Despite cooling in the overall auto market in China, luxury car brands maintained a scorching pace in the first half of this year.
Volvo, the Swedish premium brand delivered more than 21,000 vehicles in the first half, increasing 36 percent from the same period last year, with China now becoming the brand’s third-largest market worldwide.
Audi, the luxury brand of Volkswagen Group and the premium car sales champion in China, sold about 140,000 vehicles on the mainland and in Hong Kong between January and June this year, 28 percent growth over a year ago.
Its June sales reached a record-high 27,658 units, enabling China to surpass Germany to become Audi’s largest single market worldwide.
The company aims to move 280,000 vehicles in China this year.
BMW, the second-largest luxury carmaker in China, reported a 61 percent surge in mainland sales in the first half to 121,614 vehicles.
The number includes 113,169 BMWs and 8,445 Mini cars.
Mercedes-Benz, another German luxury giant, registered brisk sales as well in the first half. Its China sales jumped 52 percent to 92,200 units.
Increasing individual wealth is the most important reason behind the boom, said Zhang Yu, managing director of industry consultancy Automotive Foresight (Shanghai) Co Ltd.
“As long as the economy keeps growing between 7 and 10 percent, the luxury car market will continue to expand in the future,” Zhang said.
“The trend (in luxury car market) is similar as other luxury goods like the Louis Vuitton bags.”
Meanwhile, China’s overall passenger vehicle market climbed only 5.3 percent in the six months ended June compared with a year earlier, according to statistics released by China Passenger Car Association on July 7.
Analysts said the slowing growth was due to a combination of factors including the expiration of government incentives, the Japanese earthquake that caused production to drop and a tightened car registration policy in the capital city.
The luxury segment, however, is not affected by the policy changes, as the former incentives targeted low-priced vehicles and restrained car plates generally pushed customers to buy more advanced models instead of cheaper models, analysts said.
The low-end indigenous vehicles were the worst hit segment in the first half, while demand remains strong in the mid- and high-end segment, said Zeng Zhiling, director of JD Power Asia Pacific Forecasting.
In addition to luxury brands, Volkswagen, GM and Nissan, with popular medium models, also saw robust sales, Zeng said.
According to JD Power projections, the luxury car segment will total 900,000 units this year and hit more than 1.6 million vehicles in 2015.
The biggest demand will come from the eastern coast of China, Zeng said, as some of the owners will replace their Passat or Camry for a luxury brand car.
He said that combined sales in Guangdong, Zhejiang, Jiangsu, Beijing and Shanghai account for 60 to 70 percent of China’s luxury car sales.

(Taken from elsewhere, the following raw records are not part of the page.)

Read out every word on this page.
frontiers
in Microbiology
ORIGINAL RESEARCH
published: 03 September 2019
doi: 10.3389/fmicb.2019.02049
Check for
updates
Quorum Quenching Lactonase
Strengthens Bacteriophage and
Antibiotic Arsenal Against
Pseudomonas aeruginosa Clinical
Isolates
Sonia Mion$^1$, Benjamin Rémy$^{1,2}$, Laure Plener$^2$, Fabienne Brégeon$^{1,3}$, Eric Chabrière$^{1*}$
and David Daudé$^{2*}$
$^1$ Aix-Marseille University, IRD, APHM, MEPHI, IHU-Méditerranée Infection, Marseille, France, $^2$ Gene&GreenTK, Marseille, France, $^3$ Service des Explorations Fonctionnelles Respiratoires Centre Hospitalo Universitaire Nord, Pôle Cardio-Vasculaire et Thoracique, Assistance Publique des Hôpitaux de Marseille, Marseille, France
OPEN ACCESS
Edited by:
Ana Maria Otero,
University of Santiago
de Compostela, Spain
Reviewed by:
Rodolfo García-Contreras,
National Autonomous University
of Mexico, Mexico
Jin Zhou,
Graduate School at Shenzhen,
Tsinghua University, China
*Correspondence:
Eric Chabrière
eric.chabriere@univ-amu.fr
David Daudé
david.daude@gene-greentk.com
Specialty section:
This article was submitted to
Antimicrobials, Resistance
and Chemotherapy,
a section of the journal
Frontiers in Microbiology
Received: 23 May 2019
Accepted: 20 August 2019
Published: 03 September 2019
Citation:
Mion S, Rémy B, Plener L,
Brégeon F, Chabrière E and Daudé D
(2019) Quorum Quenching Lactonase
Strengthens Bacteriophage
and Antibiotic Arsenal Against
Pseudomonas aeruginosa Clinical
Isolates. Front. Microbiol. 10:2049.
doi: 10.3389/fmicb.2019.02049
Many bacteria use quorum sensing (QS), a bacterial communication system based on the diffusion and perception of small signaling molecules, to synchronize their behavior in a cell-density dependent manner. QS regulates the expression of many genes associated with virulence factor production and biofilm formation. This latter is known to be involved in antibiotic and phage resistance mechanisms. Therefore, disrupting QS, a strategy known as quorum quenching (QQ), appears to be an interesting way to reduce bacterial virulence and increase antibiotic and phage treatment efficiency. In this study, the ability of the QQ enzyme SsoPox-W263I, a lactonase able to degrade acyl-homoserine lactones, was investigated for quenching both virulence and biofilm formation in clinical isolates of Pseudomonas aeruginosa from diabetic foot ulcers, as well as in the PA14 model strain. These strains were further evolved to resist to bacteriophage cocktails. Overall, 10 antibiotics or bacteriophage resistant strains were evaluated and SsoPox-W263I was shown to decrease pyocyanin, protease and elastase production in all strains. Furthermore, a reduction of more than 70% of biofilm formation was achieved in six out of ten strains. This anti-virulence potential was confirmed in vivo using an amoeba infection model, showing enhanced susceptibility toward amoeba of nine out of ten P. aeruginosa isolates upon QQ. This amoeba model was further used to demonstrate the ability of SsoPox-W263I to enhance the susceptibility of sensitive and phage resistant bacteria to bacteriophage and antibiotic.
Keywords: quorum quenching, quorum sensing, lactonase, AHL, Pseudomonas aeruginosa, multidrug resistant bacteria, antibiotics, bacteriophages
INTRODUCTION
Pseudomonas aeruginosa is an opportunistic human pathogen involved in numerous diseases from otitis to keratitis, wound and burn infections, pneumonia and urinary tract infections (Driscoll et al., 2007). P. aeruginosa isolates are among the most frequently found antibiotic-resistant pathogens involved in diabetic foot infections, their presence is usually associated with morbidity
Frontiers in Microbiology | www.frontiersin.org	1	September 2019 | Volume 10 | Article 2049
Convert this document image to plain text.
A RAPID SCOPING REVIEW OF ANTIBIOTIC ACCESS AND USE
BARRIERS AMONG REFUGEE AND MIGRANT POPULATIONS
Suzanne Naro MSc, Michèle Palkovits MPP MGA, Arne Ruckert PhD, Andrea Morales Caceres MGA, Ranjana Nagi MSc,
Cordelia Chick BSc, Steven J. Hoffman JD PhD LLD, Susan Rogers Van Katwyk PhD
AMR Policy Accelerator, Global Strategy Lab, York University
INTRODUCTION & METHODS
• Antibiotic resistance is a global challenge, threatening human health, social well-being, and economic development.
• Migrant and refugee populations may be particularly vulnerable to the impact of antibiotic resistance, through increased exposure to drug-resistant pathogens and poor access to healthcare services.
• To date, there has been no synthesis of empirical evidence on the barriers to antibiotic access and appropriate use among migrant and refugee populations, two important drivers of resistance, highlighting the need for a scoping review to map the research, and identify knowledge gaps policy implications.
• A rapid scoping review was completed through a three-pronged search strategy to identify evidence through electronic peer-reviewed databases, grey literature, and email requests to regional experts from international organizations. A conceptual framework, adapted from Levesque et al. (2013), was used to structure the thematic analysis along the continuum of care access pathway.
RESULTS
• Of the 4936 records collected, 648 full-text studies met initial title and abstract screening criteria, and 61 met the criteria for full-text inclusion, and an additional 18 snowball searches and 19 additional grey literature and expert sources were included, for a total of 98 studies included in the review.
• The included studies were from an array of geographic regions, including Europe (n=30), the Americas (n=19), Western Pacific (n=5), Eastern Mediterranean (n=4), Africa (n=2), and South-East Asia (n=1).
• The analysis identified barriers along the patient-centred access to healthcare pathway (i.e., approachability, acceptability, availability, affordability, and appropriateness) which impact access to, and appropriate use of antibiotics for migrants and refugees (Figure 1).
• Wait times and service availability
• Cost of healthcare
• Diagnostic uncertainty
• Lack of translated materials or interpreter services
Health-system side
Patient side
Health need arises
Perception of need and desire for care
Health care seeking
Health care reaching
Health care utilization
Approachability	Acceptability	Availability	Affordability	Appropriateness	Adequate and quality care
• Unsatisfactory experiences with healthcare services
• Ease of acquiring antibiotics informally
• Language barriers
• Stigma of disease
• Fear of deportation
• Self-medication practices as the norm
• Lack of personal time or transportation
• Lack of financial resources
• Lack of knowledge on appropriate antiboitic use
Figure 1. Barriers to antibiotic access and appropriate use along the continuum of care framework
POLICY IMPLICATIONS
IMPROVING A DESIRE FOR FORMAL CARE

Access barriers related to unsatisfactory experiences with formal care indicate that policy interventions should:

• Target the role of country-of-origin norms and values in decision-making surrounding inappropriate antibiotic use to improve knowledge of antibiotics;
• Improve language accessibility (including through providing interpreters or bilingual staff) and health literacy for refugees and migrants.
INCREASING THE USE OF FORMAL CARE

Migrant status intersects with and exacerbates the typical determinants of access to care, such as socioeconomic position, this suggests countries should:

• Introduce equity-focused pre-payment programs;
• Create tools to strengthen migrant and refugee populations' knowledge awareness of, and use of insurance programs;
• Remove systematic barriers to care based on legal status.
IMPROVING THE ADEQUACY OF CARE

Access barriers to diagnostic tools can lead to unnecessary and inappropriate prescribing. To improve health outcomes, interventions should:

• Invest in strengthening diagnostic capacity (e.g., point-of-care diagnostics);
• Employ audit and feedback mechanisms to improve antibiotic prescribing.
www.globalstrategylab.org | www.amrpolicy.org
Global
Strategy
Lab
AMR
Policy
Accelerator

Betting on the segment’s promising prospect, major luxury carmakers are increasing capacity in the country to move even more cars, since locally produced cars have a much competitive price than the imported models and thus quickly boost volume.
In February and March Audi’s production lines in Changchun at the joint venture between FAW Group and Volkswagen were renovated for larger capacity.
The brand is now able to produce 300,000 vehicles in China annually.
Audi’s certain new models will also be built at a new Volkswagen plant in south China’s Guangdong province set to be completed in 2013.
BMW is now building a second factory at its joint venture in Shenyang.
The company said when the new factory is completed next year, its China capacity will be increased to 200,000 vehicles a year or even 300,000 according to market demand.
Mercedes-Benz will also greatly expand capacity of its Beijing-based joint venture to 200,000 vehicles a year by 2015.
Volvo, with new owner Zhejiang Geely Holding Group, will construct new auto plants in Daqing and Chengdu. Combined output could reach 180,000 vehicles in 2015, as Geely planned.